Of course, with the loss of their life-supporting farms, the commoners were denied the means to survive. While the royal forests were filled with game, hanging was the penalty for any person who killed a doe or boar to eat. Everything in the forest was sacred. To cut a single tree branch was a major crime. Ironically, the only place that a common man could escape the brutal arm of the royal law was in the same place that caused the infraction: Sherwood or Barnsdate forests. They were so inaccessible that even the army of bureaucrats could not find the culprits in there.

Robin Hood’s life as an outlaw began not from killing a protected species, but from being on the wrong political side. He joined the Earl of Lancaster in a rebellion against Edward II. At the battle of Boroughbridge, Lancaster’s army was crushed. Robin Hood was officially proclaimed a traitor and his property was confiscated. He fled into Sherwood Forest to avoid the hangman’s rope.

As in Robin Hood’s time, today’s answer to such authoritarianism is: Return the confiscated lands back to their rightful owners. Expand, not reduce, the ability of private companies to create jobs and produce products from the forest. Private control does not mean havoc. As has been repeatedly shown, the paradox is that the profit motive guarantees a more rational and environmentally sound use of the land. Private control demands prudent management of the forests, precluding wholesale exploitation now. This means simultaneous cutting and growing so there will be trees for lumber next year and for the next generation.

This can be verified even in Robin Hood’s day. Dr. Robert Laxton, of the University of Nottingham, in a detailed study, found that in the fourteenth century, the cash-strapped English monarchy allowed private logging in certain portions of Sherwood Forest. The evidence shows that prior to this, the royal woodland management was poor but that private ownership encouraged far better conservation.

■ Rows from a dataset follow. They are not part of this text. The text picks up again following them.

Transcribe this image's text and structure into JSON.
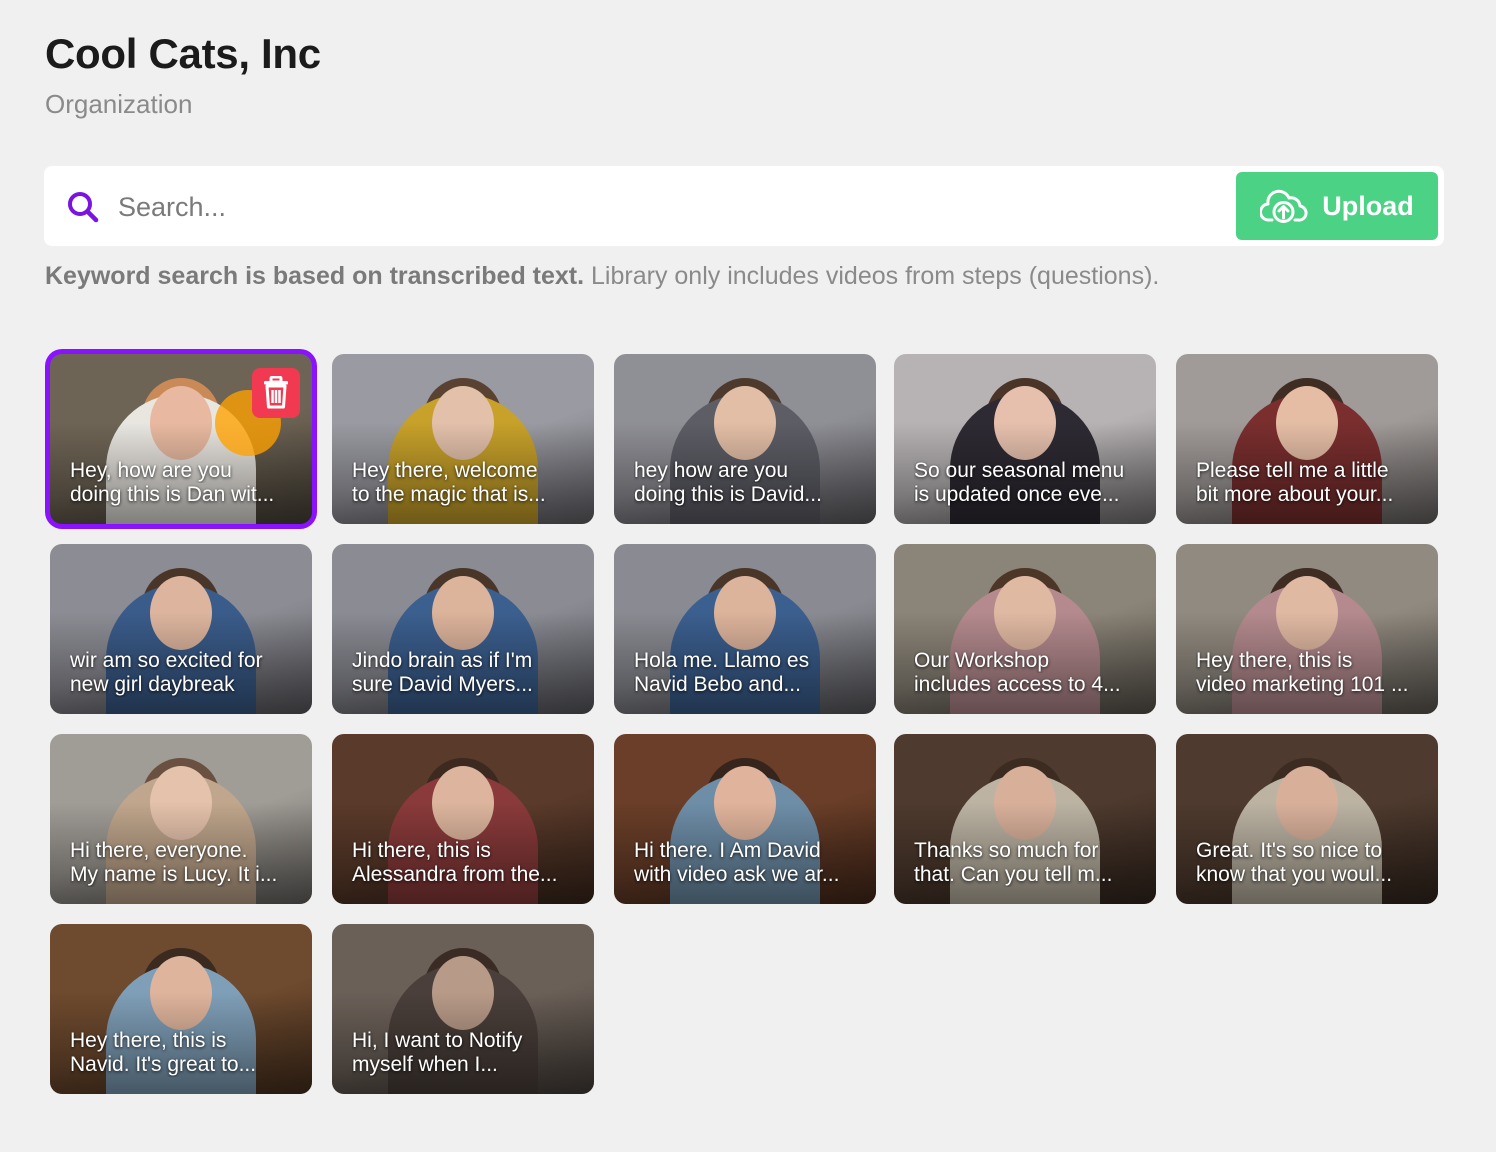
{
  "header": {
    "title": "Cool Cats, Inc",
    "subtitle": "Organization"
  },
  "search": {
    "placeholder": "Search...",
    "value": "",
    "upload_label": "Upload"
  },
  "hint": {
    "bold": "Keyword search is based on transcribed text.",
    "rest": " Library only includes videos from steps (questions)."
  },
  "videos": [
    {
      "line1": "Hey, how are you",
      "line2": "doing this is Dan wit...",
      "selected": true,
      "bg": "#6e6455",
      "shirt": "#e9e6e0",
      "skin": "#e8b9a0",
      "hair": "#c98a57"
    },
    {
      "line1": "Hey there, welcome",
      "line2": "to the magic that is...",
      "bg": "#9a9aa2",
      "shirt": "#c7a12a",
      "skin": "#e3c0aa",
      "hair": "#5a4232"
    },
    {
      "line1": "hey how are you",
      "line2": "doing this is David...",
      "bg": "#8f8f96",
      "shirt": "#5d5d66",
      "skin": "#e2bea6",
      "hair": "#4e3a2c"
    },
    {
      "line1": "So our seasonal menu",
      "line2": "is updated once eve...",
      "bg": "#b7b3b4",
      "shirt": "#2e2a33",
      "skin": "#e6c0ad",
      "hair": "#4a3427"
    },
    {
      "line1": "Please tell me a little",
      "line2": "bit more about your...",
      "bg": "#a09a98",
      "shirt": "#7a2e2e",
      "skin": "#e5bda5",
      "hair": "#3f2d24"
    },
    {
      "line1": "wir am so excited for",
      "line2": "new girl daybreak",
      "bg": "#8c8c94",
      "shirt": "#3a5c8a",
      "skin": "#ddb59e",
      "hair": "#4a3629"
    },
    {
      "line1": "Jindo brain as if I'm",
      "line2": "sure David Myers...",
      "bg": "#8a8b93",
      "shirt": "#3b5f8f",
      "skin": "#dcb39b",
      "hair": "#4a3629"
    },
    {
      "line1": "Hola me. Llamo es",
      "line2": "Navid Bebo and...",
      "bg": "#8a8b92",
      "shirt": "#3b5f8f",
      "skin": "#dcb39b",
      "hair": "#4a3629"
    },
    {
      "line1": "Our Workshop",
      "line2": "includes access to 4...",
      "bg": "#8b8478",
      "shirt": "#b48a8e",
      "skin": "#e0b9a2",
      "hair": "#4b3628"
    },
    {
      "line1": "Hey there, this is",
      "line2": "video marketing 101 ...",
      "bg": "#918a80",
      "shirt": "#b48a8e",
      "skin": "#e0b9a2",
      "hair": "#3f2c22"
    },
    {
      "line1": "Hi there, everyone.",
      "line2": "My name is Lucy. It i...",
      "bg": "#a09c96",
      "shirt": "#c0a68c",
      "skin": "#e4c2ab",
      "hair": "#6a5040"
    },
    {
      "line1": "Hi there, this is",
      "line2": "Alessandra from the...",
      "bg": "#5a3a2a",
      "shirt": "#8a3a3a",
      "skin": "#ddb59e",
      "hair": "#3c2a20"
    },
    {
      "line1": "Hi there. I Am David",
      "line2": "with video ask we ar...",
      "bg": "#6a3e28",
      "shirt": "#6e8ea8",
      "skin": "#e0b49c",
      "hair": "#35251c"
    },
    {
      "line1": "Thanks so much for",
      "line2": "that. Can you tell m...",
      "bg": "#4e3a2e",
      "shirt": "#bcb3a3",
      "skin": "#d8b09a",
      "hair": "#3c2b21"
    },
    {
      "line1": "Great. It's so nice to",
      "line2": "know that you woul...",
      "bg": "#4e3a2e",
      "shirt": "#bcb3a3",
      "skin": "#d8b09a",
      "hair": "#3c2b21"
    },
    {
      "line1": "Hey there, this is",
      "line2": "Navid. It's great to...",
      "bg": "#6e4a2e",
      "shirt": "#7f9fb8",
      "skin": "#dfb49c",
      "hair": "#3a2a20"
    },
    {
      "line1": "Hi, I want to Notify",
      "line2": "myself when I...",
      "bg": "#6b6058",
      "shirt": "#4a3f3a",
      "skin": "#b89a88",
      "hair": "#3a2c25"
    }
  ]
}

Today’s federal government also is the cause of havoc, often shocking environmentalists by the betrayal of their vision. Uncle Sam has often high-handedly deforested huge areas by letting forest fires rage out of control as a matter of policy. Uncle Sam has exterminated both peaceful and predatory beasts, often more than hunters or fur trappers, in the name of “maintaining an ecological balance.” Neither man nor forest has benefited.

If the process continues, as it did in Sherwood Forest, the “protected” species such as the spotted owl won’t be safe and private property and other human civil rights will continue to slip away.